Lytton, also in B.C., which was completely razed by fire last summer, is still planning to rebuild. The Institute for Catastrophic Loss Reduction (ICLR) advised the city in drafting its new building bylaw, which aims to make it a more climate-resilient community.
The Mayor and Council are committed to taking steps to protect their community from wildfires," said Paul Kovacs, Director of the Institute for Catastrophic Loss Reduction (ICLR), via e-mail.
Protecting yourself from flooding
In Canada, flooding has accounted for 40 per cent of the costs associated with natural disasters since 1970, according to the Intergovernmental Panel on Climate Change (IPCC) report. They are already the most frequent natural disaster in Canada, according to the Institute for Catastrophic Loss Reduction (ICLR), and the situation is expected to worsen as annual precipitation increases in most parts of the country, the panel says.
Like many climate change risks, flooding is not evenly distributed, and Aboriginal lands in Canada are disproportionately exposed, notes the Intergovernmental Panel on Climate Change (IPCC).
Last fall's flooding in British Columbia came too late to be considered by the IPCC, but it caused billions of dollars in damage.

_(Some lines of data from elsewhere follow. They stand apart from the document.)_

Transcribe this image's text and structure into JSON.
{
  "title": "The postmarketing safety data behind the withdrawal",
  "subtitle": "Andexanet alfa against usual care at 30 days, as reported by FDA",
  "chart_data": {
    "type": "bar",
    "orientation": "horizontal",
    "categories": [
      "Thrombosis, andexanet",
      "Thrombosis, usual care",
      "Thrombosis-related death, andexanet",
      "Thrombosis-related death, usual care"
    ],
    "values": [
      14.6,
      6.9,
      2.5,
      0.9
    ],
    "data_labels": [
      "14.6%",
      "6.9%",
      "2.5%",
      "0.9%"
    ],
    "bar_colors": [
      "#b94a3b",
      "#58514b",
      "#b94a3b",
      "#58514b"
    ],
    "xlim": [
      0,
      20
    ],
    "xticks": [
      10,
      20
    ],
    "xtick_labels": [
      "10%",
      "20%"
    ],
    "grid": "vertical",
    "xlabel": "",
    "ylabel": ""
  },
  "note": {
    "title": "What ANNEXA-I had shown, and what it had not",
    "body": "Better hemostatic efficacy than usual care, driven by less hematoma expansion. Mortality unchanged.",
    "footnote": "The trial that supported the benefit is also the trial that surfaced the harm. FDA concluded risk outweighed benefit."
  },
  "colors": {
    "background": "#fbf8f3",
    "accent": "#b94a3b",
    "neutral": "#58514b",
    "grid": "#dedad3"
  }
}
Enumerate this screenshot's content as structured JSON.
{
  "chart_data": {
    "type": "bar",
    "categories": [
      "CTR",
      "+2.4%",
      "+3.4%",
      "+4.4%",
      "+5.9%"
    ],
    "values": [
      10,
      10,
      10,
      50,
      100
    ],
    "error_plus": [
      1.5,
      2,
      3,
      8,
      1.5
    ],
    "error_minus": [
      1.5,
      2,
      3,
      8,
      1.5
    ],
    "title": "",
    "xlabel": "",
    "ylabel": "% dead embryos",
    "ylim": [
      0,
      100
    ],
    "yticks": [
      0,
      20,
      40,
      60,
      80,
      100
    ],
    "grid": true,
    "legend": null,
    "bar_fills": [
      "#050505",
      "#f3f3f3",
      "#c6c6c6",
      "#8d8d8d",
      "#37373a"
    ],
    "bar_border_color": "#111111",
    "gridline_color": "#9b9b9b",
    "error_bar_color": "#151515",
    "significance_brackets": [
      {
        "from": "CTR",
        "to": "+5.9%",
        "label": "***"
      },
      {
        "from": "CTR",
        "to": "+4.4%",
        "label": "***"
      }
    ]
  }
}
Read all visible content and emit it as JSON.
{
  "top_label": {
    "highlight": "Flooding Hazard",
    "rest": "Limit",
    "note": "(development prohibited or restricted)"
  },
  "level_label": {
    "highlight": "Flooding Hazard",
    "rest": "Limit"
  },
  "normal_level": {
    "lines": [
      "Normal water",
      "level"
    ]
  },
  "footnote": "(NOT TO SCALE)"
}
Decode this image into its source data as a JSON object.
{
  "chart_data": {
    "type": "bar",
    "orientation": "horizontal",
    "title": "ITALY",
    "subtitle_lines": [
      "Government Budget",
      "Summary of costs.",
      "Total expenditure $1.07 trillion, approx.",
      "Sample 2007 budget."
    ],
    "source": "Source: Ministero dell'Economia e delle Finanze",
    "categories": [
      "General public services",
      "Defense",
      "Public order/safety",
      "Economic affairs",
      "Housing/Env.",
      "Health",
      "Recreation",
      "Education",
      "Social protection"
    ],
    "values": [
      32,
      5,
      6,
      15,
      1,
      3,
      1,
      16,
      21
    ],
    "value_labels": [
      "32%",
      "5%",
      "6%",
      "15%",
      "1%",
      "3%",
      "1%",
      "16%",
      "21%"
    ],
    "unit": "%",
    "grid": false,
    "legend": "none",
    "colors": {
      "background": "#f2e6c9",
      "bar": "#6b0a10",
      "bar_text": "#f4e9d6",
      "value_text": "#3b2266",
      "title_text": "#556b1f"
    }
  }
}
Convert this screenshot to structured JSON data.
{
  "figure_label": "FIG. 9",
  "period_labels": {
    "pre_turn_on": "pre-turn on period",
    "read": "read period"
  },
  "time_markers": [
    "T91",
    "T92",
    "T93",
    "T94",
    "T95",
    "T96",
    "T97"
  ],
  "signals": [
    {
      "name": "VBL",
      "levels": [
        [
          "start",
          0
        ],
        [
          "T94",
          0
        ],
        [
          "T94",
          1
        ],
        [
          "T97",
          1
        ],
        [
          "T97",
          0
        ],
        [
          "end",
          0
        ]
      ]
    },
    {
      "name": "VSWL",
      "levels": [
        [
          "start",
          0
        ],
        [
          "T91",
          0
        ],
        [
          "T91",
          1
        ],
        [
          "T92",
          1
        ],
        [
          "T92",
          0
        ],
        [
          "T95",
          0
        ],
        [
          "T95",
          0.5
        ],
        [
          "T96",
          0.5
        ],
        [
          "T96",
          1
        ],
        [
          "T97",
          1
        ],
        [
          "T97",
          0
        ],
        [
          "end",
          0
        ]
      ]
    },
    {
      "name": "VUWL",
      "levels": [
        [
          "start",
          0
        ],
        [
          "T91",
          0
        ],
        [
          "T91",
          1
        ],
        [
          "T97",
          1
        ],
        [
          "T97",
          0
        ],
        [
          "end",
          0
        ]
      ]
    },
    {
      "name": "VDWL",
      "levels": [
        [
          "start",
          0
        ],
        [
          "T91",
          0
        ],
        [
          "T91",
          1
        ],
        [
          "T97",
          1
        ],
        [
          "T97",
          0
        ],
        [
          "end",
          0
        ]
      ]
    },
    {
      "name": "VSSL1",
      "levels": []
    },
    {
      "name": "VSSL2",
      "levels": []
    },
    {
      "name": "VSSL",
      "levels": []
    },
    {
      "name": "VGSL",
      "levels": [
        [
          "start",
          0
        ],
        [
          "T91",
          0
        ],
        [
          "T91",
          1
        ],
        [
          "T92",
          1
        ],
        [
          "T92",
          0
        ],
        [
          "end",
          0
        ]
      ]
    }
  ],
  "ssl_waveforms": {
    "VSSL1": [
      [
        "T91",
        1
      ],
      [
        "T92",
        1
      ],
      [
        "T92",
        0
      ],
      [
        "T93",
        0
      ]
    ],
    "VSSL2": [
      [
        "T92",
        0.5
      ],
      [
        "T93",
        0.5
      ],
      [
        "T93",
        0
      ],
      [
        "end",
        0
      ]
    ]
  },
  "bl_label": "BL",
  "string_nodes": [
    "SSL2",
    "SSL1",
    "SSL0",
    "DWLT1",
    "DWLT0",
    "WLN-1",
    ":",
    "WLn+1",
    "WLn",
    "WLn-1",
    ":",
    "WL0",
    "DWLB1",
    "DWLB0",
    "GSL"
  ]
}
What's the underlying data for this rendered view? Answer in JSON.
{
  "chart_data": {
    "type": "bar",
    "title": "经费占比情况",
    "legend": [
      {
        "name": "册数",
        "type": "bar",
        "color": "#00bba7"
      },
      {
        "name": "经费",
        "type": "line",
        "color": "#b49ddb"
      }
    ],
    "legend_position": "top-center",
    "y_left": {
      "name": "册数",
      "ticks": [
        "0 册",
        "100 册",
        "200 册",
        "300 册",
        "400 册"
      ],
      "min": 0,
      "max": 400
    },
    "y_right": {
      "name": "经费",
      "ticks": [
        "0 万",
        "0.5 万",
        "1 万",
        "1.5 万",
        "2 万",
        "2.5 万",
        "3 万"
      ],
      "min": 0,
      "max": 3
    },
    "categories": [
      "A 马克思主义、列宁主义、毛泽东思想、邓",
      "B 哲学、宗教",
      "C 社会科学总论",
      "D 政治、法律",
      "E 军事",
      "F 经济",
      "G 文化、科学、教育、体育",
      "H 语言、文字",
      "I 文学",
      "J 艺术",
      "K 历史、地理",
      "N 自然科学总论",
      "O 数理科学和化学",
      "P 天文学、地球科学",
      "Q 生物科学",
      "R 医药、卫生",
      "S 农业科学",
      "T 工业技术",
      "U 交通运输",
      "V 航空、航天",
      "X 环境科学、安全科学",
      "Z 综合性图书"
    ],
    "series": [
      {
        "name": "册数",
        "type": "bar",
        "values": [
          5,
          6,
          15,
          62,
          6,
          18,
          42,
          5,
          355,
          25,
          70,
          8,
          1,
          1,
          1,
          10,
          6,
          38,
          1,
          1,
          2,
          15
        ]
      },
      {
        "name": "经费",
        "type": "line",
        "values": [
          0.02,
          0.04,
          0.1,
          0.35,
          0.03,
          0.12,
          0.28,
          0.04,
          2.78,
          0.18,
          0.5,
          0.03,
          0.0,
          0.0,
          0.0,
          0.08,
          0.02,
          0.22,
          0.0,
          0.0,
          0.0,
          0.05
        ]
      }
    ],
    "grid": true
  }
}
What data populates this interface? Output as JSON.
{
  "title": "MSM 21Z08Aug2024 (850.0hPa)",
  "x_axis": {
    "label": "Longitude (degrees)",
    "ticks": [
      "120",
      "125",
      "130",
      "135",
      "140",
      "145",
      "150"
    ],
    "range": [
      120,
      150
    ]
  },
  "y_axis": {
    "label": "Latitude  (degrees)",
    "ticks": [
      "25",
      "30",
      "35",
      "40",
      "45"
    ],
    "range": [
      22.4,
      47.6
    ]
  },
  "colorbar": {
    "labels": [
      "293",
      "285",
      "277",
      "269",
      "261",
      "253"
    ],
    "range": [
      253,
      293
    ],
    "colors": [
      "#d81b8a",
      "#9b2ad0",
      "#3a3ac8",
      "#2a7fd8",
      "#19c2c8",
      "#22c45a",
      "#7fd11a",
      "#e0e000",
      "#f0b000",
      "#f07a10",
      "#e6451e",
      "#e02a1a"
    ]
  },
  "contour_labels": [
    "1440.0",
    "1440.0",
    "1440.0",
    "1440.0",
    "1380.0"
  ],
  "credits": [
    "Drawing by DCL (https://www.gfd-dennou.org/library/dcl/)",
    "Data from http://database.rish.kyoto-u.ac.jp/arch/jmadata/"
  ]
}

The 2013 storms in southern Alberta caused nearly $8 billion in insured and uninsured damage, the IPCC notes.
However, there are a number of solutions highlighted by the Panel, including the creation of dykes, improved zoning rules and the creation of natural areas.
The town of High River, Alberta, was one of the communities most affected by the 2013 floods, with more than 13,000 people evacuated and over 6,000 structures damaged. This damage led it to build dikes and relocate neighborhoods to renaturalize them and leave a wider flow area for the Highwood River, among other mitigation measures.
In Quebec, the provincial government mandated the Montreal Metropolitan Community (MMC) to redo all flood zone maps in its area after the 2017 floods.
The day you develop in those areas and there are other floods that look worse, well honestly, you end up creating that problem yourself," said Martin.said Martin Damphousse, president of the climate change committee of the Union des municipalités du Québec (UMQ) and mayor of Varennes.
Already, between what was done before and what is done today, we can see that a great deal of thought has been given at the municipal level to ensure that we no longer take unnecessary risks, he said.
Aboriginal communities are not left out. The First Nations of Quebec and Labrador Sustainable Development Institute (FNQLSDI) has produced guides to facilitate adaptation to a variety of climate risks.
In Montreal, parks are called upon to play a role in stormwater management and flood risk mitigation. This is the case for the Grand Parc de l'Ouest, but also for smaller green spaces, such as Pierre-Dansereau Park.
Pierre-Dansereau Park was designed to delay the time at which rainwater must be treated by maximizing permeable surfaces and integrating natural retention basins, in addition to making it an attractive space for citizens.
This is an excellent example of how to integrate several objectives into a single project," said Ms. Guilbault. And in terms of cost, the City has demonstrated that it is not more expensive to design a park like this.